Димка тоже глотает слюну. От лотка с мороженым отваливают счастливцы, обсасывая свое сливочное, стягивая губами влажные вафли, отчего белая шайбочка на глазах превращается в шарик. Сколько соблазнов, сколько нехитрой прелести в этой уличной жизни!
— Нет, Миш, не буду я один. Ну что за вкус… Да не хочу просто.
Они идут вверх, толкаясь, сквозь человеческую сумятицу. Какие глаза сияют под шляпками, под кокетливыми навесами платочков, сколько в них ожидания, предчувствия, готовности к необычной встрече! Какие разрумянившиеся девичьи лица! Как быстро слетел с них меловой налет недоедания и бессонницы беспрерывного труда, многочасового дежурства в очередях… Россия, юная, нежная, стремящаяся к любви и к материнству, только что сбросившая самый тяжкий гнет голода и войны, расцветшая враз, как это уже случалось бессчетно в ее истории, глядит на Димку расширенными, блестящими в вечерних огнях очами. Она оставила на миг свои коммуналки и керогазы, раскладушки и ширмы, неуют стесненной жизни и вышла поглазеть сама на себя. Воздух наполнен ожиданием чуда, сердечного затаенного вздоха, приключения. И Димка распрямляется, и хочется ему стать выше, взрослее, смелее и, может быть, может быть, встретить ту единственную, что на всю жизнь, до самой могилы. И рекламы фильмов на торцах домов, красочные, огромные, напоминают о пылкой в единственной всеохватывающей любви — «Мост Ватерлоо», «Леди Гамильтон», «Воздушный извозчик», «В шесть часов вечера после войны».
Несколько дней Димка не видел вечерней гуляющей Москвы — а как быстро все меняется.
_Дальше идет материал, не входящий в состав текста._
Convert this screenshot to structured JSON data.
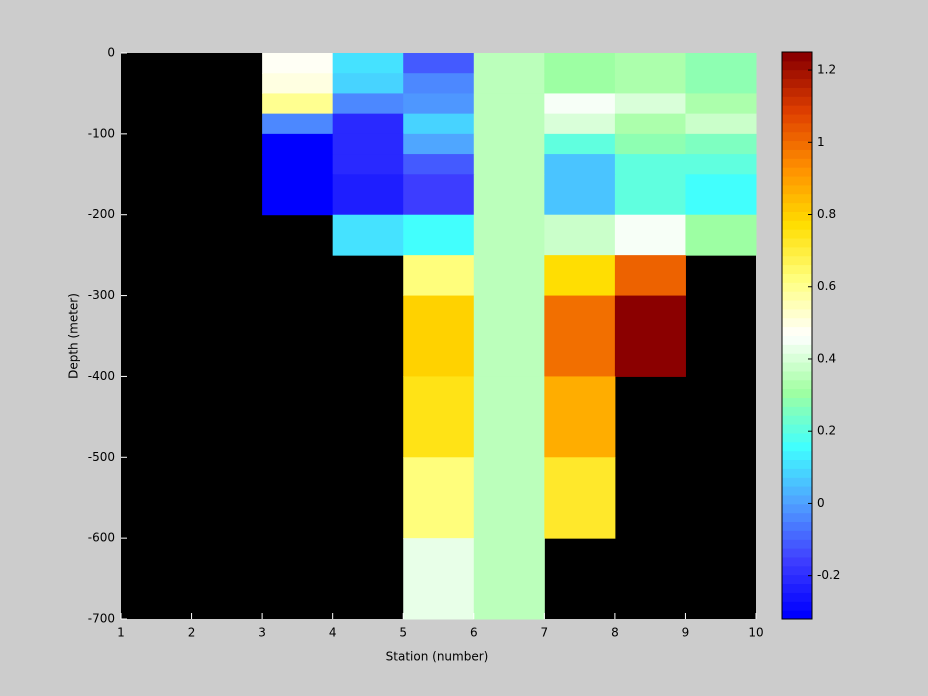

Кажется, меньше стало нищих в меньше оборванных пацанов, предлагающих папиросы поштучно, а витрины засветились ярче и заманчивее… Не нищета уже, просто бедность, но бедность, полная веры и надежды. Давно ли Димка жил в глухой военной слободе, где властвовали законы каменного века, где делились, перенося из избы в избу, огнем — пламенеющими угольями из печи, одолжались крохотными кусочками квелого теста для опары, вымаливали пузырек, керосина — клопов вывести… Какая жизнь наступает, какая жизнь! Валятель останавливается вдруг, говорит глухо, склонившись к Димкиному уху:
— Давай уйдем, где потише…
Димка удивленно смотрит на него снизу вверх, и горячая краска стыда заливает его щеки. Конечно, как всегда, не подумал о товарище, о близком. Каково Мишке чувствовать себя в этой праздничной толпе в ватнике, в серой солдатской шапчонке, едва держащейся на перебинтованной голове с этой уродливой перевязкой, которая заставляет каждого гадать, что же там, под ней, и сострадать, жалеть или брезгливо отворачиваться. Парней в толпе немного, все больше сосунки вроде Димки да отдельные группки солдатиков, и высокий Валятель сразу бросается в глаза. Добро мелькали бы в толпе братья-инвалиды, но вечером Москва принадлежит молодым и здоровым, тем, кому посчастливилось уцелеть, то ли по малолетству, то ли по благосклонности судьбы. Несправедливо это, Несправедливо, думает Димка, чувствуя в этом жесткий и неодолимый закон жизни: те, кто более всех заслужил праздник, отсиживаются в комнатушках, в шалманах, а то и в специальных инвалидных домах, где тоже сильно тесно от избытка проживающих. И он отвечает Валятелю тихо:
— Пойдем…
Боковыми улицами и переулками, а затем бульваром они выходят на площадь, где на высоком здании бегут, появляясь из темноты и проваливаясь в ночь, электрические слова недавно восстановленной рекламы. Они долго стоят и читают все подряд — о погоде, о порядке междугородных телефонных заказов, о новых фильмах.
— Хорошо, — говорит Валятель.
— Хорошо…
Век бы стояли и читали эти чудесные, летящие над городом строки. Но становится холодно, сквозь худые подметки жжет ледяной асфальт.
— В кино бы, — вздыхает Димка. — Но куда там… С утра надо было стоять или, еще лучше, — со вчерашнего вечера.
Валятель топчется, бьет ногой о ногу, соображая, затем решительно берет Димку за плечо:
— Пойдем.
Кинотеатр вот он, рядом, и английская грустная красавица в шляпке подсвечена огнями. Перекупщики — кепки на лоб, руки в карманы — шастают у входа, и тянется к кассе длинная безнадежная очередь в ожидании, когда перед началом сеанса разбронируют десяток мест.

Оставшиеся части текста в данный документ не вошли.